Não tomou, no entanto, esse passatempo tão mal com eu, pois com isso não deixava o trabalho; somente nos facilitava a sua leitura. E talvez o fizesse para não pensar nos grandes trabalhos que tinha e ocupar seus filhos para que não andassem perdidos em outras coisas. 
Isto pesava tanto a meu pai, que era preciso andar com cuidado para que não o visse. Comecei a ficar com o costume de os ler; e aquela pequena falta que nela via fez resfriar os desejos em mim e faltar no demais. Não me parecia mal o gastar muitas horas do dia e da noite em tão vão exercício, embora às escondidas de meu pai. Era tão em excesso o que nisto me embebia que, se não tivesse livro novo, não tinha - a meu parecer - contentamento.

2. Comecei a trazer enfeites e a desejar agradar, parecendo bem, a ter muito cuidado com as mãos e cabelo, perfumes e todas as vaidades que nisto podia ter. E eram muitas, por ser muito requintada? Não tinha má intenção, pois não quisera eu que alguém ofendesse a Deus por minha causa. Durou-me muitos anos este muito requinte no demasiado apuro e em coisas que me pareciam não ser nenhum pecado. Agora vejo o mal que devia ser.

Tinha eu uns primos irmãos que tinham entrada em casa de meu pai, que outros não tinham essa sorte, pois era muito recatado e
prouvera a Deus que destes o fora também! Agora vejo o perigo que há - na idade em que se hão-de começar a criar virtudes - em tratar com pessoas que não conhecem a vaidade do mundo, mas antes despertam para ele. Eram quase da minha idade, um pouco mais velhos do que eu. Andávamos sempre juntos. Tinham-me grande amor e, em todas as coisas que lhes dava gosto, eu entretinha conversa com eles. Ouvia os sucessos de suas aspirações e ninharias nadinha boas; e o pior foi a alma abrir-se ao que foi causa de todo o seu mal.


3. Se eu houvesse de aconselhar, diria aos pais que, nesta idade,
tivessem grande cuidado com pessoas com quem seus filhos
tratam. Daqui vem muito mal, porque o nosso natural mais tende
para o pior de que para o melhor.
Assim me aconteceu a mim; tinha uma irmã de muita mais idade do
que eu, de cuja honestidade e bondade - que tinha muita - eu nada
apanhei, e tomei todo o mal de uma parente que frequentava muito a nossa casa. 
Era de modos tão levianos que minha mãe procurou
muito evitar que tratasse com os de casa. Parece que adivinhava o
mal que por ela me havia de vir. Mas era tanta a ocasião que havia
para ter entrada que nada pôde.
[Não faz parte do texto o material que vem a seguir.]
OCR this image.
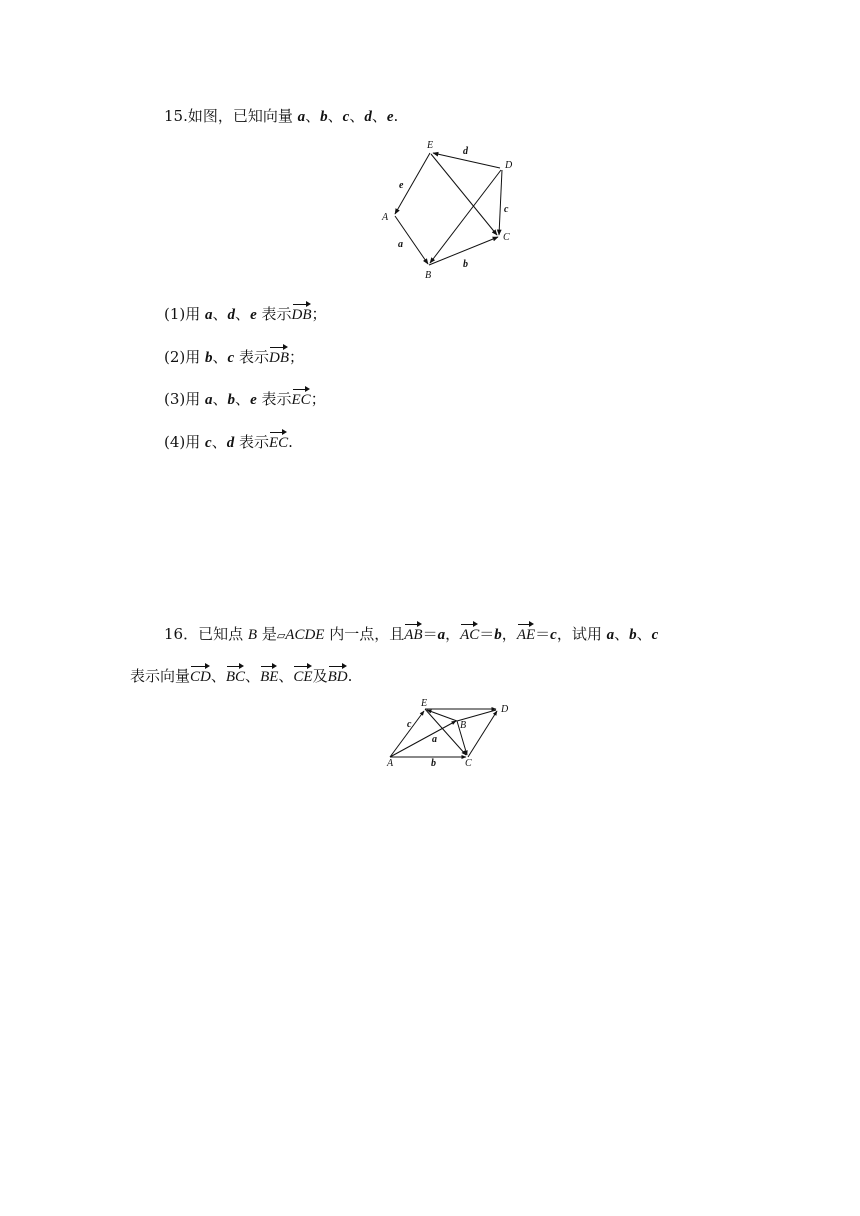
15.如图，已知向量 a、b、c、d、e.
E
D
A
C
B
d
e
c
a
b
(1)用 a、d、e 表示DB；
(2)用 b、c 表示DB；
(3)用 a、b、e 表示EC；
(4)用 c、d 表示EC.
16．已知点 B 是▱ACDE 内一点，且AB＝a，AC＝b，AE＝c，试用 a、b、c
表示向量CD、BC、BE、CE及BD.
E
D
B
A	C
c
a
b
Ao trato desta, que digo, me
afeiçoei. Com ela era a minha conversação e práticas, porque me
ajudava em todas as coisas de passatempo que eu queria e até me
metia nelas e dava parte das suas conversas e vaidades.
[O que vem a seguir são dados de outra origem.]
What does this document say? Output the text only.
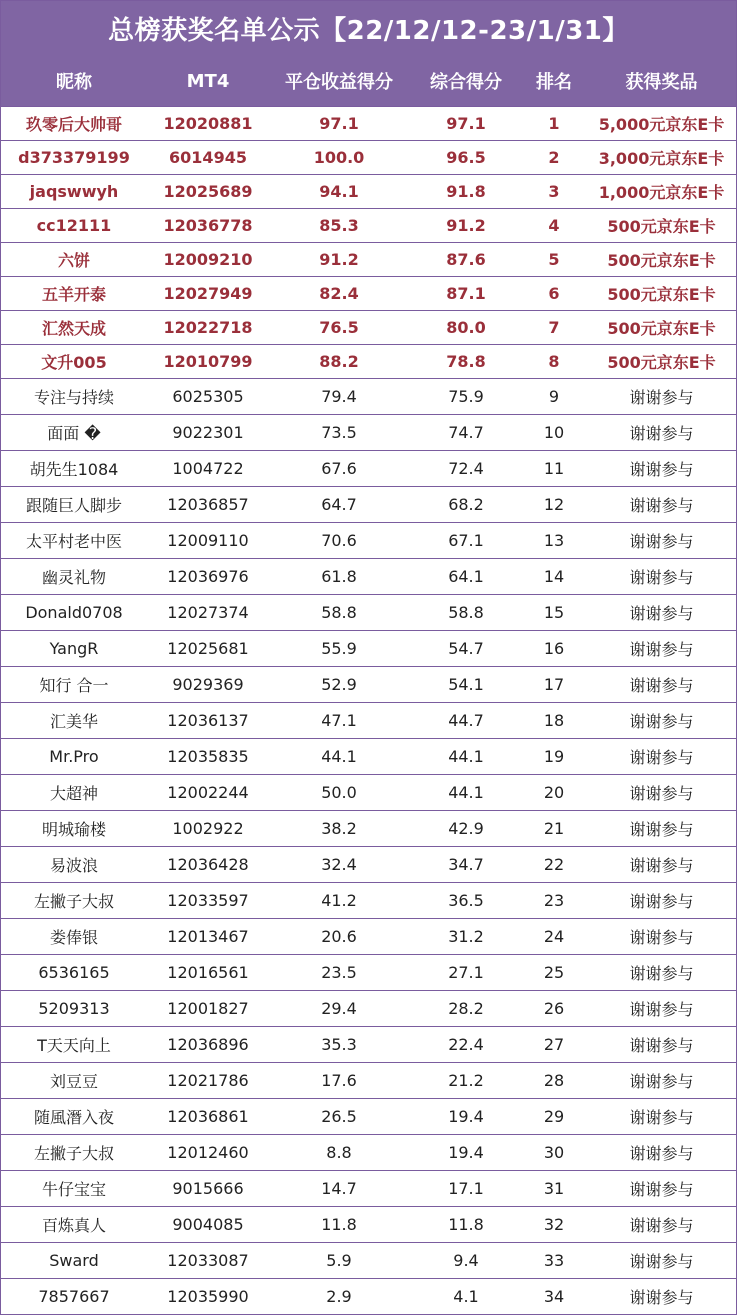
总榜获奖名单公示【22/12/12-23/1/31】
昵称	MT4	平仓收益得分	综合得分	排名	获得奖品
玖零后大帅哥	12020881	97.1	97.1	1	5,000元京东E卡
d373379199	6014945	100.0	96.5	2	3,000元京东E卡
jaqswwyh	12025689	94.1	91.8	3	1,000元京东E卡
cc12111	12036778	85.3	91.2	4	500元京东E卡
六饼	12009210	91.2	87.6	5	500元京东E卡
五羊开泰	12027949	82.4	87.1	6	500元京东E卡
汇然天成	12022718	76.5	80.0	7	500元京东E卡
文升005	12010799	88.2	78.8	8	500元京东E卡
专注与持续	6025305	79.4	75.9	9	谢谢参与
面面 �	9022301	73.5	74.7	10	谢谢参与
胡先生1084	1004722	67.6	72.4	11	谢谢参与
跟随巨人脚步	12036857	64.7	68.2	12	谢谢参与
太平村老中医	12009110	70.6	67.1	13	谢谢参与
幽灵礼物	12036976	61.8	64.1	14	谢谢参与
Donald0708	12027374	58.8	58.8	15	谢谢参与
YangR	12025681	55.9	54.7	16	谢谢参与
知行 合一	9029369	52.9	54.1	17	谢谢参与
汇美华	12036137	47.1	44.7	18	谢谢参与
Mr.Pro	12035835	44.1	44.1	19	谢谢参与
大超神	12002244	50.0	44.1	20	谢谢参与
明城瑜楼	1002922	38.2	42.9	21	谢谢参与
易波浪	12036428	32.4	34.7	22	谢谢参与
左撇子大叔	12033597	41.2	36.5	23	谢谢参与
娄俸银	12013467	20.6	31.2	24	谢谢参与
6536165	12016561	23.5	27.1	25	谢谢参与
5209313	12001827	29.4	28.2	26	谢谢参与
T天天向上	12036896	35.3	22.4	27	谢谢参与
刘豆豆	12021786	17.6	21.2	28	谢谢参与
随風潛入夜	12036861	26.5	19.4	29	谢谢参与
左撇子大叔	12012460	8.8	19.4	30	谢谢参与
牛仔宝宝	9015666	14.7	17.1	31	谢谢参与
百炼真人	9004085	11.8	11.8	32	谢谢参与
Sward	12033087	5.9	9.4	33	谢谢参与
7857667	12035990	2.9	4.1	34	谢谢参与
Até que tratei com ela (para ter amizade comigo e dar-me parte das
suas coisas), que foi na idade de catorze anos - creio, mesmo mais -
não me parece ter deixado a Deus por culpa grave, nem ter perdido o temor de Deus, embora o tivesse maior da honra. Este temor teve
força para eu não a perder de todo. Nem me parece que por coisa
alguma do mundo eu nisto pudesse mudar... nem que houvesse
amor de pessoa que a isto me fizesse render. Assim tivesse eu tido
fortaleza para não ir contra a honra de Deus, tal como me a dava o
meu natural, para não perder no que a mim me parecia estar a honra do mundo! E não olhava a que a perdia por outras muitas vias. 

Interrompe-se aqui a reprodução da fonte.